Because neither the USDA nor watchdog groups like Cornucopia can be everywhere, these violations of organic regulations are likely to continue. On occasion, states themselves impede progress toward truly organic food. In California, regulators plan to pasteurize all almonds - a move aimed at preventing further outbreaks of salmonella like the ones which occurred in both 2001 and 2004. Salmonella in food crops is a huge concern, especially after the recent salmonella outbreak in U.S.-grown tomatoes.
Salmonella is not native to vegetable, fruit or nut crops, and arrives only via contamination of irrigation water by animal feces, or contaminated feces used as fertilizer. In fact, salmonella is not native to animals per se, but enters the environment only when crowding, underfeeding and antibiotic use reach epidemic proportions. When Salmonella does enter the environment, through human or animal excretion, it normally doesn't multiply to any extent, unless conditions (like those mentioned above) favor its multiplication.

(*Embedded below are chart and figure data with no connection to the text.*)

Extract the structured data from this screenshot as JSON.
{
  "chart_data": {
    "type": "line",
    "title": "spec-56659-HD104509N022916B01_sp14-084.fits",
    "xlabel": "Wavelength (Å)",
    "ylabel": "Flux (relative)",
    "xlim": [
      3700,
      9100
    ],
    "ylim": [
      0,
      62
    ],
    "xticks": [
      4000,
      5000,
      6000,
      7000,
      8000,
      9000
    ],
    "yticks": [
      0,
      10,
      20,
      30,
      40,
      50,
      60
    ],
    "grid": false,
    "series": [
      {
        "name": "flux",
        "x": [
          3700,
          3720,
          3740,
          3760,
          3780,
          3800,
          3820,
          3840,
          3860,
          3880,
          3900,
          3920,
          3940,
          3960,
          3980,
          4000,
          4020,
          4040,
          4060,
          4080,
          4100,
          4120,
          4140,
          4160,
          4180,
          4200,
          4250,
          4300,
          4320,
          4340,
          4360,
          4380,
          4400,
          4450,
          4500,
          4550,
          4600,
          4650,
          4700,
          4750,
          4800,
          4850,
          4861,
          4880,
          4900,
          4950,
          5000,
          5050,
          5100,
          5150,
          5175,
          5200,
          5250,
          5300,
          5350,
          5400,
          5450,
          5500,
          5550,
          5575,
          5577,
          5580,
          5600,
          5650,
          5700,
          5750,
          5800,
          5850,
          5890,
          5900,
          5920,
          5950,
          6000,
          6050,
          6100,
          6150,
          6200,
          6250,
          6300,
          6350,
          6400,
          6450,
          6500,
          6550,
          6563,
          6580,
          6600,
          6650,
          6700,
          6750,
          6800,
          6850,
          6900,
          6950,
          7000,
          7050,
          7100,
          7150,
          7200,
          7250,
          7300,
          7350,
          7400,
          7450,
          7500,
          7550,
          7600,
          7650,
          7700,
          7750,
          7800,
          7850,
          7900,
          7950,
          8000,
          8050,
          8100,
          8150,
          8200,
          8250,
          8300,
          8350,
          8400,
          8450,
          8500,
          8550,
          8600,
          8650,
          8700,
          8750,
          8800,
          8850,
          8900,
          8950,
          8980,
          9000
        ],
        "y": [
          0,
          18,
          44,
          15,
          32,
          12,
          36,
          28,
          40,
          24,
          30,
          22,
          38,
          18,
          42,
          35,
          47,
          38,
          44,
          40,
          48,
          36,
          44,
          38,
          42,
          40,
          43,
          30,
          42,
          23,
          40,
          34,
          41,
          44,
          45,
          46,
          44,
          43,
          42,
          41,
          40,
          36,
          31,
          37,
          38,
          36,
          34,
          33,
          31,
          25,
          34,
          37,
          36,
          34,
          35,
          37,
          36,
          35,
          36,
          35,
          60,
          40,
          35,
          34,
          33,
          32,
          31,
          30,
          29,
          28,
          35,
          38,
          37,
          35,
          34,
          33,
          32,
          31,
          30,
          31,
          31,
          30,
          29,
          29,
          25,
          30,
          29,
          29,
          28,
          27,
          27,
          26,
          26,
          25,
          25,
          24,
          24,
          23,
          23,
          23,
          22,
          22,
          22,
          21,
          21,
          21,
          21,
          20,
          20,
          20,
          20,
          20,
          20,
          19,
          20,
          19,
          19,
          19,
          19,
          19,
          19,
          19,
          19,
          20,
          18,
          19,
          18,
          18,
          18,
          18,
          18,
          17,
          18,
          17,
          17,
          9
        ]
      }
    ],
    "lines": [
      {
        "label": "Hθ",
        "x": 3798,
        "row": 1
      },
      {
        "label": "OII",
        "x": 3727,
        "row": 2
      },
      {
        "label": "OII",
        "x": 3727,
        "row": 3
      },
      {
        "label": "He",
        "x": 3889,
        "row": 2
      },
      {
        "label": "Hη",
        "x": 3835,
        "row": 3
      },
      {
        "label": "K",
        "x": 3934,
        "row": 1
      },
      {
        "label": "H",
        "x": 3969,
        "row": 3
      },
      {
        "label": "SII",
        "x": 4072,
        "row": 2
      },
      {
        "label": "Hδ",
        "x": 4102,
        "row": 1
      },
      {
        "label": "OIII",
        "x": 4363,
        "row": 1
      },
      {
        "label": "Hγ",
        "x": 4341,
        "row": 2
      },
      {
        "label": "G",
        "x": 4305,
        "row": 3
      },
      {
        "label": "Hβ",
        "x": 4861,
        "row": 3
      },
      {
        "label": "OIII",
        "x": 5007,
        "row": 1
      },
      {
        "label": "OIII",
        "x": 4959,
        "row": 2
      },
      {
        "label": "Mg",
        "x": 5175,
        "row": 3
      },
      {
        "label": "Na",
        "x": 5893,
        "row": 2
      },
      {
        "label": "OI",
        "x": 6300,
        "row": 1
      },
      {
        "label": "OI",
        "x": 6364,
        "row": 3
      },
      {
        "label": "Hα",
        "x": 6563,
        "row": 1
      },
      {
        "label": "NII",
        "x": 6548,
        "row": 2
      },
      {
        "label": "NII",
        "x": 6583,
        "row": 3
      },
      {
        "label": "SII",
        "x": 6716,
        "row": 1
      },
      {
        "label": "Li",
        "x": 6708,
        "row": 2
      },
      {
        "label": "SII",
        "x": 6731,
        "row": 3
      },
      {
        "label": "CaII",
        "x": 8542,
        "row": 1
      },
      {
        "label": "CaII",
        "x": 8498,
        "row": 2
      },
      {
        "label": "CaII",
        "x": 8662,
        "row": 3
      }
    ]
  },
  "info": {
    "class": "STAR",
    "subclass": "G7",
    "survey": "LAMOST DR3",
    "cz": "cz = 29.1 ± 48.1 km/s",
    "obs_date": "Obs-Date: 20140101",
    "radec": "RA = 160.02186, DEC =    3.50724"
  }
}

Nothing spreads salmonella quite as rapidly as hundreds of warm-blooded animals packed in a small space and walking in each other's urine and feces after continued doses of antibiotics have weakened their immune systems.
This is why truly organic food is not factory-farmed, and the best way to obtain it remains regional farmer's markets (where one knows the grower), or growing the food oneself - a move toward "home-grown" that may be significantly enhanced by rapidly rising gas prices, and is surely the only silver lining to this economic catastrophe.